Correct me if I'm wrong, but isn't there a deep recession on? Have they heard about it?
Roy Barnes went off the deep end of denial in his latest ad that blames job losses on pro-life legislation that failed to pass the Georgia legislature rather than the economic policies of his ObamaDem party in Washington.
Roy forgets that Georgia's economy boomed during his first term despite howls of laughter at him and the flaggers. Roy wants voters to give him credit for the Reagan Recovery, rather than to Reagan, Clinton and Newt.
It was easy to be governor in a time of plenty made possible by lower tax rates and the rule of law in D.C. It is much harder to govern a state in these times of want, as even the state GOP majorities discovered when they caved to the "teachers" lobby last term when, rather than make the tough education budget choices.
The scare quotes around "teachers" reflects the fact of the past 30+ years that the problems with education have nothing to do with money. Education spending in America and Georgia has increased exponentially for decades as results have fallen. Teacher pay is competitive with private sector jobs.

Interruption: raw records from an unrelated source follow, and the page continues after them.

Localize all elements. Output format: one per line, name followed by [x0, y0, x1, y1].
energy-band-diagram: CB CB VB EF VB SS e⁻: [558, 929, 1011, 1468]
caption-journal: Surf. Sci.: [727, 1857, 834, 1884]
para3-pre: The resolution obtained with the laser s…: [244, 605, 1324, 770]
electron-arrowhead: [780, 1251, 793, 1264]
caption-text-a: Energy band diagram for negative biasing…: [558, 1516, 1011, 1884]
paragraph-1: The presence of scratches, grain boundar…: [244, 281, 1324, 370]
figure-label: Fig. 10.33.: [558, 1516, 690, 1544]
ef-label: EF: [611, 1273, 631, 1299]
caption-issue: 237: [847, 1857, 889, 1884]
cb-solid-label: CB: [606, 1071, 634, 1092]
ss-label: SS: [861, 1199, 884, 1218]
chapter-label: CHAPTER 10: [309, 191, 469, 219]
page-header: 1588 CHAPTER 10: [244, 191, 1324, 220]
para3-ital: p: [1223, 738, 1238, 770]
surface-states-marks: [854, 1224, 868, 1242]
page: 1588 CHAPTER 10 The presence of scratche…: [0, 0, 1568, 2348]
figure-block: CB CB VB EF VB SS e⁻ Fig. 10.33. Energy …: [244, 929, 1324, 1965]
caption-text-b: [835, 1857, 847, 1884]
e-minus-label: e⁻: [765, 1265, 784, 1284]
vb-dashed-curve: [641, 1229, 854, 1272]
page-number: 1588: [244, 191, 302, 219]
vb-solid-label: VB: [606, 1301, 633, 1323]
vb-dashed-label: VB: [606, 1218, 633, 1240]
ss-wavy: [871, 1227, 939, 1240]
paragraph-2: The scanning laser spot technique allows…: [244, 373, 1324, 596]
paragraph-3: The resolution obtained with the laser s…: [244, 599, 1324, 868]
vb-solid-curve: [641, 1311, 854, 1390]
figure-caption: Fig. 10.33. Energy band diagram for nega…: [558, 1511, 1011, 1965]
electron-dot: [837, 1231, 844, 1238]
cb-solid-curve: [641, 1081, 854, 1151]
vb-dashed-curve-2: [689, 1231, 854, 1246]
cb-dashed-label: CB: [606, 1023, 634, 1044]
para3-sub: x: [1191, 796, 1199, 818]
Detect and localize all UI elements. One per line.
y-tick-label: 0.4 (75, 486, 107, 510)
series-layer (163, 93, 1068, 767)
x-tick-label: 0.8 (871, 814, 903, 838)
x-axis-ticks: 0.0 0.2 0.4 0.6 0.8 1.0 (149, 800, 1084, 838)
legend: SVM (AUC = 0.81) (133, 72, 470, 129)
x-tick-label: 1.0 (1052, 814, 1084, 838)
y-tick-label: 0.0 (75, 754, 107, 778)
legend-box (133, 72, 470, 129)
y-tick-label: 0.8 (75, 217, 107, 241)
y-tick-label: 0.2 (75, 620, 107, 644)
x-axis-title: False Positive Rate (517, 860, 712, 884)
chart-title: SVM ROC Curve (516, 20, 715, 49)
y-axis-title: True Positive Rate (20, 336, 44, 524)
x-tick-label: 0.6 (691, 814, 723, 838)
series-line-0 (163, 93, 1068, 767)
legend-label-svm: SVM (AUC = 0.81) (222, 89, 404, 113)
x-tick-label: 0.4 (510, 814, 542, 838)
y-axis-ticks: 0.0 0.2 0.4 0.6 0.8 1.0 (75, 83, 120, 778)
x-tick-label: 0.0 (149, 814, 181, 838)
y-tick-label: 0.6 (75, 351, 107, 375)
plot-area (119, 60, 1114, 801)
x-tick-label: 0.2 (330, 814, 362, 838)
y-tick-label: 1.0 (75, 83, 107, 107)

Ethics complaints concerning private business lobbyists and state legislators dominated the latest term of the General Assembly, but none dare speak a discouraging word against the more accurately-named Non-Teacher Education lobby for "administrative" jobs that a recession-wracked state should have cut rather than raise hospital bed fees.
Barnes and Deal go further and speak encouraging words to those that would have us believe throwing even more money at schools will improve them. Republican Eric Johnson wants a huge regional transportation tax to build a high-speed rail Xanadu...despite economic conditions. Attorney General Thurbert Baker has been all but invisible, but when the Democrat has been spotted, nary a discouraging word is heard that would suggest our pockets aren't always open to keep that assistant deputy substitute paper-pusher employed at the school district office. Republican John Oxendine talks jobs as if he is running to replace President Barack Obama rather than Sonny Perdue.
And then there is former Secretary of State Karen Handel.
Don't get me wrong, Handel hasn't gone on the attack against those that turn out in proportionally higher numbers in mid-term elections, but at least she hasn't sucked up to them.
Moreover, her message has consistently been about permanently reducing the size of state government and improving education, rather than mere promises to spend more on same.
DeVine Law Factory, along with many tea partiers, will vote for Handel in the July 20 Georgia GOP primary in hopes that we can return Georgia to the rule of law rather than Rule by Education.